Salem folk group encourages social and political action through song


When Salem songwriter Kristen Grainger first heard of children separated from their parents and held in detention centers on the US-Mexico border, she was shocked and knew she had to do his part.

“I kept thinking about it. Anyone who has a child who has been a child who knows a child, imagines a situation in which the United States would adopt a deliberately cruel policy of taking children away from their parents in order to deter parents from bringing them to the United States,” said she declared. . “That was what I couldn’t understand – that was what my country was like and I couldn’t sleep.”

Instead of turning away, she processed her feelings and stood up the way she knew how: creating art to inspire people to action.

Grainger wrote a song called “Ghost of Abuelito”, drawn from the perspectives and public testimonies of children detained and separated from their parents.

On Thursday, the song was re-released as part of a nationwide compilation called “Hope Rises II,” which includes songs from musicians across the country highlighting social justice issues.

Grainger and her husband, Dan Wetzel, made music like Kristen Grainger and True North over the past 20 years, along with many others who have sung and performed alongside them over time. Other members include Martin Stevens and Josh Adkins. Their folk style includes many instruments like banjo, guitar, mandolin, fiddle, double bass and four-part harmonies.

The group’s debut album was released in 2008. Since then, they have released five more, including their 2020 release “Ghost Tattoo” which includes “Ghost of Abuelito”.

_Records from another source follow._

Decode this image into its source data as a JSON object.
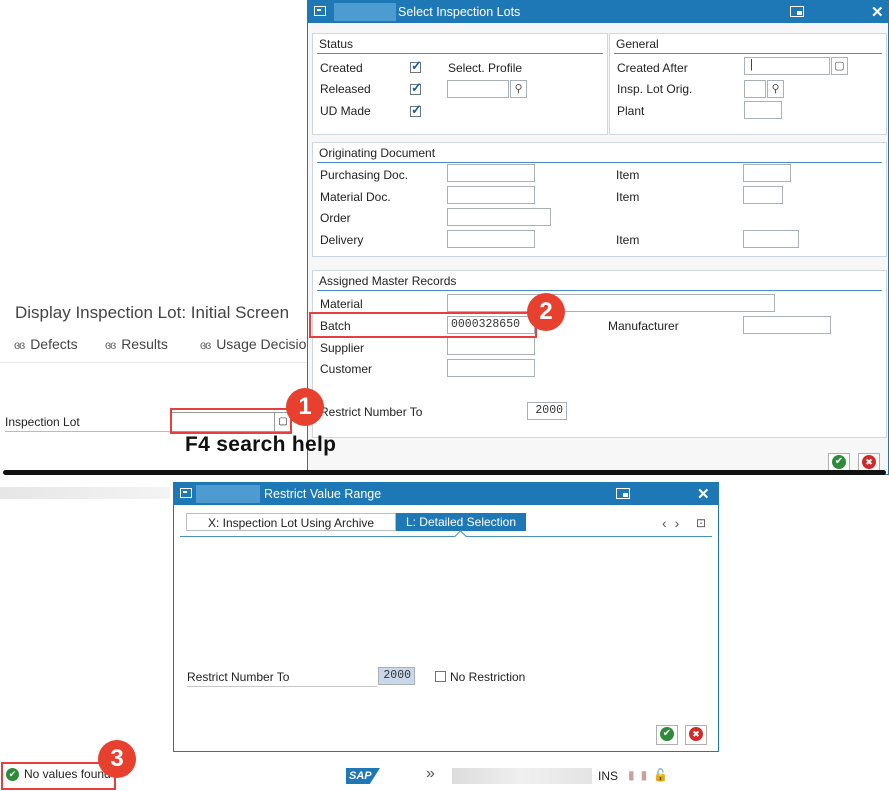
{
  "background_screen": {
    "title": "Display Inspection Lot: Initial Screen",
    "toolbar": [
      {
        "label": "Defects",
        "icon": "glasses-icon"
      },
      {
        "label": "Results",
        "icon": "glasses-icon"
      },
      {
        "label": "Usage Decisio",
        "icon": "glasses-icon"
      }
    ],
    "inspection_lot_label": "Inspection Lot",
    "inspection_lot_value": ""
  },
  "select_dialog": {
    "title": "Select Inspection Lots",
    "status": {
      "title": "Status",
      "created": "Created",
      "released": "Released",
      "ud_made": "UD Made",
      "select_profile": "Select. Profile",
      "created_checked": true,
      "released_checked": true,
      "ud_made_checked": true
    },
    "general": {
      "title": "General",
      "created_after": "Created After",
      "insp_lot_orig": "Insp. Lot Orig.",
      "plant": "Plant"
    },
    "originating": {
      "title": "Originating Document",
      "purchasing_doc": "Purchasing Doc.",
      "material_doc": "Material Doc.",
      "order": "Order",
      "delivery": "Delivery",
      "item": "Item"
    },
    "assigned": {
      "title": "Assigned Master Records",
      "material": "Material",
      "batch": "Batch",
      "batch_value": "0000328650",
      "manufacturer": "Manufacturer",
      "supplier": "Supplier",
      "customer": "Customer",
      "restrict_number_to": "Restrict Number To",
      "restrict_value": "2000"
    }
  },
  "restrict_dialog": {
    "title": "Restrict Value Range",
    "tabs": [
      {
        "label": "X: Inspection Lot Using Archive",
        "active": false
      },
      {
        "label": "L: Detailed Selection",
        "active": true
      }
    ],
    "restrict_number_to": "Restrict Number To",
    "restrict_value": "2000",
    "no_restriction": "No Restriction"
  },
  "status_bar": {
    "message": "No values found",
    "logo": "SAP",
    "mode": "INS"
  },
  "annotations": {
    "badge1": "1",
    "badge2": "2",
    "badge3": "3",
    "f4_text": "F4 search help"
  },
  "colors": {
    "sap_blue": "#1f78b6",
    "annotation_red": "#e83e3e"
  }
}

This compilation, Hope Rises II, is created by the organization Music to Life, which connects musicians and encourages them to use their reach for social change. It was founded by Noel Paul Stookey of folk trio Peter, Paul & Mary and his daughter Liz Stookey Sunde. Noel Paul Stookey is known for his folk music supporting the political and protest movements of the 1960s, and this is the second compilation featuring songs that express themselves.

“They deal with a variety of topics: racial justice, equity, poverty, gender identity, all kinds of things that are overwhelmingly positive and empowering,” Grainger said. “Some of them are protest songs, direct, like ‘we’re not going to let this happen’. Mine is subtle. It’s not a fist raised in anger. It’s the unfolding of a story, like a fist in a velvet glove.

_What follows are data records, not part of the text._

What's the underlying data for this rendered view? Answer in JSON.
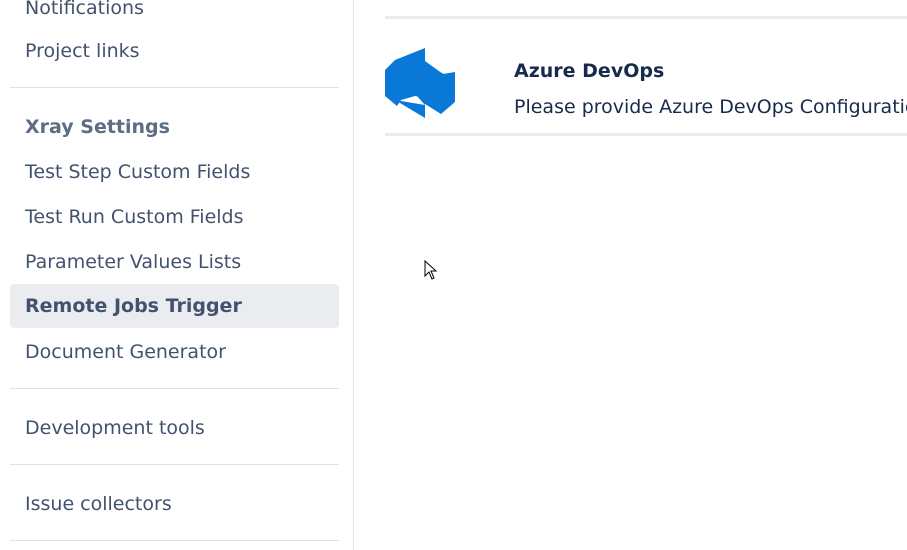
{
  "sidebar": {
    "items_top": [
      {
        "label": "Notifications"
      },
      {
        "label": "Project links"
      }
    ],
    "xray_heading": "Xray Settings",
    "xray_items": [
      {
        "label": "Test Step Custom Fields"
      },
      {
        "label": "Test Run Custom Fields"
      },
      {
        "label": "Parameter Values Lists"
      },
      {
        "label": "Remote Jobs Trigger",
        "active": true
      },
      {
        "label": "Document Generator"
      }
    ],
    "development_tools": "Development tools",
    "issue_collectors": "Issue collectors"
  },
  "main": {
    "integrations": [
      {
        "title": "Azure DevOps",
        "description": "Please provide Azure DevOps Configuration",
        "icon": "azure-devops-icon",
        "icon_color": "#0078d4"
      }
    ]
  }
}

As prominent local folk artists, it was exciting for the band to find out they would be featured on this compilation.

The pandemic has rocked their touring plans in 2020, with nearly 40 gigs booked between March and September, including a tour of Ireland, west coast gigs and the release of a new album.

However, they were still an active group during the pandemic, performing at folk festivals in 2021 and writing new music.

In fact, Grainger drew inspiration from more recent events to continue writing music around social justice issues, particularly abortion and the overthrow of Roe v. Wade. The band’s new single, “Buckeye State,” focuses on the case of the 10-year-old girl from Ohio who became pregnant as a result of rape, but had to travel to Indiana for an abortion due to state restrictions.

“It’s another (problem) that in his face people were saying ‘make that go away’. And I didn’t want to think about it, and so it’s hard, but I also think that story is emblematic of what wrong with policy-making in this country,” Grainger said.

The hope is that the compilation and these songs from the local Salem band will help people see current events in a different way and find a way to express their own emotions and feelings through the power of music.

“Art helps…it helps people transcend those barriers where you can’t really express how you feel,” Grainger said. “A song can help people crystallize what they’re thinking, what they’re feeling, access that information, and feel compelled to do something instead of feeling helpless.”

The compilation will be published live online at 4:30 p.m. Thursday. Those interested in learning more about the group can visit its website at, which also includes ways to buy music. Songs like “Ghost of Abuelito” and “Buckeye State” can also be streamed online on sites like Spotify and Apple Music.